François Dubet fait une distinction entre ce qui, dans l'expérience d'un individu, relève du système d'intégration et de la socialisation d'une part, et ce qui relève du système d'interdépendance et de la stratégie d'autre part.

Dans l'extrait d'entretien qui précède, situation ô combien fréquemment rencontrée dans nos entretiens, on a affaire à la découverte par un parent, ici la mère, des ruses de sa fille visant à dissimuler ses changements d'habitudes alimentaires. Le système d'intégration de Melle L.OA ici est familial, c'est ce qui fait qu'elle est socialement appelée à participer aux repas, cette socialisation lui permet de maintenir son identité d'enfant de cette famille, à ses propres yeux d'abord, puisqu'elle ne remet pas en cause sa participation au repas, et aux yeux des membres de son foyer, parents et frères. Son identité intégratrice de fille de la famille est la manière dont elle a intériorisé les valeurs institutionnalisées à travers les rôles des différents membres ce cette famille, notamment ici sa mère qui lui offre à manger, et elle-même qui mange le repas avec sa mère, son père, ses frères. On peut ici voir que, contrairement à ce qu'une sociologie des conduites de crise peut affirmer, la conduite sociale « pathologique » n'est pas dans le cas de Melle L.OA la résultante d'un défaut d'intégration du système. Le repas se déroule normalement, elle ne fait pas état dans son histoire familiale d'éléments ayant trait à un défaut de socialisation, si ce n'est une forte intégration des valeurs parentales dans l'enfance, une obéissance sans faille, qu'elle présente comme un défaut par l'excès. De manière formelle, Melle L.OA ne remet pas en cause sa participation au repas, elle tente de consoler sa mère, acte très fort, tout un ensemble d'actes témoignent du maintien apparent de son intégration aux valeurs familiales. Pourtant par son acte de dissimulation d'aliments, elle témoigne d'un rejet de ces valeurs.

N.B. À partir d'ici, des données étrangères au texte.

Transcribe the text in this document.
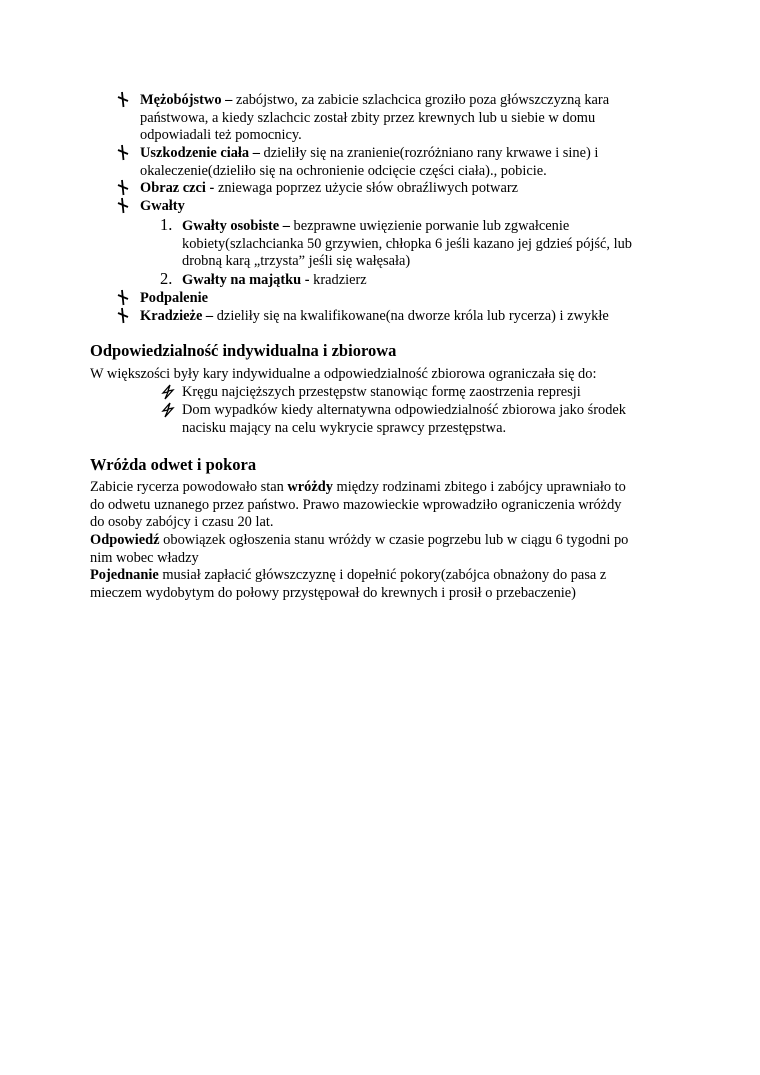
Mężobójstwo – zabójstwo, za zabicie szlachcica groziło poza główszczyzną kara
państwowa, a kiedy szlachcic został zbity przez krewnych lub u siebie w domu
odpowiadali też pomocnicy.
Uszkodzenie ciała – dzieliły się na zranienie(rozróżniano rany krwawe i sine) i
okaleczenie(dzieliło się na ochronienie odcięcie części ciała)., pobicie.
Obraz czci - zniewaga poprzez użycie słów obraźliwych potwarz
Gwałty
1. Gwałty osobiste – bezprawne uwięzienie porwanie lub zgwałcenie
kobiety(szlachcianka 50 grzywien, chłopka 6 jeśli kazano jej gdzieś pójść, lub
drobną karą „trzysta” jeśli się wałęsała)
2. Gwałty na majątku - kradzierz
Podpalenie
Kradzieże – dzieliły się na kwalifikowane(na dworze króla lub rycerza) i zwykłe
Odpowiedzialność indywidualna i zbiorowa
W większości były kary indywidualne a odpowiedzialność zbiorowa ograniczała się do:
Kręgu najcięższych przestępstw stanowiąc formę zaostrzenia represji
Dom wypadków kiedy alternatywna odpowiedzialność zbiorowa jako środek
nacisku mający na celu wykrycie sprawcy przestępstwa.
Wróżda odwet i pokora
Zabicie rycerza powodowało stan wróżdy między rodzinami zbitego i zabójcy uprawniało to
do odwetu uznanego przez państwo. Prawo mazowieckie wprowadziło ograniczenia wróżdy
do osoby zabójcy i czasu 20 lat.
Odpowiedź obowiązek ogłoszenia stanu wróżdy w czasie pogrzebu lub w ciągu 6 tygodni po
nim wobec władzy
Pojednanie musiał zapłacić główszczyznę i dopełnić pokory(zabójca obnażony do pasa z
mieczem wydobytym do połowy przystępował do krewnych i prosił o przebaczenie)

Là où le système d'interdépendance est visible, c'est qu'elle dissimule ses nouvelles habitudes, maintenant une identité de surface inchangée par rapport à « avant » et gardant intime sa nouvelle subjectivité de jeune personne qui fait un régime alimentaire extrêmement restrictif. Encore plus visible, l'interdépendance l'est dans l'autre sens au moment où la mère de Melle L.OA est effondrée quand elle découvre le stratagème, alors même qu'elle était inquiétée depuis des mois par l'amaigrissement de sa fille et ayant mis en oeuvre de nouvelles habitudes comme aller chercher sa fille à midi et lui faire des plats plus riches, habitudes auxquelles Melle L.OA ne s'est pas ouvertement opposée, pour ne pas trahir ses engagements intimes, ni l'impression de laisser à sa mère son devoir légitime, et plus encore : légal, de la nourrir. L'identité de Melle L.OA se trouve donc en tension entre ces deux systèmes répondant à des logiques différentes, ou plutôt au croisement des deux : entre socialisation et désaffiliation dissimulée. Elle reste intégrée en surface en maintenant la commensalité du repas, mais se soustrait par la ruse à un certain nombre de valeurs. Elle prend finalement une place d'individu en exerçant une certaine autonomie dans les actes, se soustrayant au devoir alimentaire de sa mère, mais en ne changeant pas sa place sociale au sein de la famille.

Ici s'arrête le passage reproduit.